New Linux for Human Beings

I upgraded to Dapper on Sunday as if it weren’t obvious by the XGL post. It really was easy. If you’re already running Breezy, just issue:

gksudo update-manager

from a command prompt and click the Upgrade button. Thats it. Of course Ubuntu Dapper was released properly today.

If you’ve never used Linux before, or tried it long ago and found that either it was shit, you didn’t like it or your hardware didn’t work, then you should try the Ubuntu Linux Desktop CD which will run when your PC boots and it won’t affect your existing Windows installation. It’s a great way to try Linux to see if you like it and to see whether it works on your PC. Please go and try it. if you like it, the CD allows you to install it, but you don’t have to, you can just reboot, take the CD out and go back to Windows.

Go on, you’re bored of not knowing what I’m on about all the time, give it a try, just don’t run the permanent hard disk installer once you’ve booted from the CD-ROM if you don’t want it on your PC.

UPDATE: I removed the ‘-d’ from the update command given above as it instructs the update manager to upgrade to the development version, which, once Dapper was released means you would be updating to a hideously unstable early development version. Apologies.

Asterisk Odyssey

I’m loathed to put this as Part 1 or anything because then I’ll be obliged to make Parts 2, 3 and n.

Well I’ve been faffing with Asterisk for months now, slowly going nowhere, mainly due to having little or no time to put into it at work when ‘real work’ needs to be done, not having the time or the environment to concentrate on research properly or absorbing the docs, then having phones that don’t work, then having phones that work some of the time and well blah, blah.

About a month or so ago I had a breakthrough when phones actually started calling each other, which, stupid as it sounds took me ages to get right, what with never having used Asterisk before meaning I didn’t know when something looked wrong. Re-flashing the phones meant they picked up the server and then finding a commented out extension in a config file, even though I had added it using the web interface (everytime I added a new extension it would uncomment the previous extension and comment out the new one…).

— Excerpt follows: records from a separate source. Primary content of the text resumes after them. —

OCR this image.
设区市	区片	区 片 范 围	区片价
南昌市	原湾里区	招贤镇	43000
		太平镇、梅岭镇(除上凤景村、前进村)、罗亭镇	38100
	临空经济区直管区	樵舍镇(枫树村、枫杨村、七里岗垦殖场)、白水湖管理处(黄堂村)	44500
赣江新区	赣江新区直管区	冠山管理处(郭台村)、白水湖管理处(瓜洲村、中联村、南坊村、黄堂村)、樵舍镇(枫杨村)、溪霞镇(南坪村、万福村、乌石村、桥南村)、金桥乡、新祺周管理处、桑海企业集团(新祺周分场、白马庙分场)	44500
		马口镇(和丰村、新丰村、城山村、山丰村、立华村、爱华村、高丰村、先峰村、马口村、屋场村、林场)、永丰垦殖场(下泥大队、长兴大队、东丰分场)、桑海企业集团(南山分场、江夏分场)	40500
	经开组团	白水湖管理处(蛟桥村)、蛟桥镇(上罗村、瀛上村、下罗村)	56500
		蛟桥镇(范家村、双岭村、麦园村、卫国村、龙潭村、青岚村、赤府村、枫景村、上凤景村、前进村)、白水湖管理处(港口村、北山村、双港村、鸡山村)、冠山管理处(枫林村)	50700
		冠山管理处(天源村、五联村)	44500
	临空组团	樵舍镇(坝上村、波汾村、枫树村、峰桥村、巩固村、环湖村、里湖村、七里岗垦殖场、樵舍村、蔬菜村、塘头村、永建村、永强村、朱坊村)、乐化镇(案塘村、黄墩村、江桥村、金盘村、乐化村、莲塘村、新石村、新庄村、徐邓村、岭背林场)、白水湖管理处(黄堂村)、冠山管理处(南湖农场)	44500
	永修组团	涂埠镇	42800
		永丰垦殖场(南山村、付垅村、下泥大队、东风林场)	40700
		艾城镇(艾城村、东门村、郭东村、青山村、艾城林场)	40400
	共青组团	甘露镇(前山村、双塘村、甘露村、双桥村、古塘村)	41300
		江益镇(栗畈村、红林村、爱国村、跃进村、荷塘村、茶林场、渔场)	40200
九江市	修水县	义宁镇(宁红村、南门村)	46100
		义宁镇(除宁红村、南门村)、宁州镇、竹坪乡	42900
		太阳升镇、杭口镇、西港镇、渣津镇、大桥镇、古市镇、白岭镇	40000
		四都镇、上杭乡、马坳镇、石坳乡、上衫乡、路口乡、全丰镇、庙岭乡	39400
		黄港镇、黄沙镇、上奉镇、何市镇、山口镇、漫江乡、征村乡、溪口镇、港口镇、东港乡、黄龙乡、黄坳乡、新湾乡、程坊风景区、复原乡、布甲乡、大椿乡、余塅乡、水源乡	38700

Well yesteday, having been playing with incoming and outgoing calls via the PSTN using a Digium TDM-400 card, something didn’t seem right and, again, never having seen a working Asterisk box, I didn’t know whether some of the errors I was seeing were normal or not. It was only when I started playing with using the zaptel configuration tools that I realised that the error I was getting didn’t mean what I thought and why the thing wouldn’t dial out was due to the fact that the machine I was using wasn’t recognising the Digium card properly. A quick lspci revealed this to be true, I have no idea why, but possibly because I was using a cheap test machine with an SiS chipset as the Digium card wouldn’t fit in the case properly of the server I was going to use originally.

Well anyway, I wasn’t going to use this machine as a production server anyway, it was a proof of concept machine to see if Asterisk could do what we wanted (nothing that complicated to be honest). So, already sold on the idea, I made a fresh install of the latest Asterisk@Home (yeah I’m a wuss) on some proper server hardware and heh, I had it up in an hour or so, secured it and played with the PSTN again today. A bit of playing with the trunks and incoming and outgoing routes and I made my first calls in and out. I was really pleased to have it working, I left myself stupid smug answerphone messages.

The configuration is primitive at the moment, all calls out go over the PSTN and all incoming calls ring all extensions, but I guess thats to be expected. What I need to do now is assess call charges from BT and various SIP providers, analyse our call patterns and costs (mobile/international/regional) and then design a proper call plan. I also need to design a proper menu system and Digitial Receptionist so that people can get put through to the right person first time, sort out a default office voicemail, remote extensions over VPNs and arrange various out of hours and out of office forwarding to real home or mobile phones. This will be more evolutionary according to need, rather than revolutionary by designing everything from the beginning I suspect, but some planning won’t hurt at all, grumble…

I think thats about it on this subject, speak soon.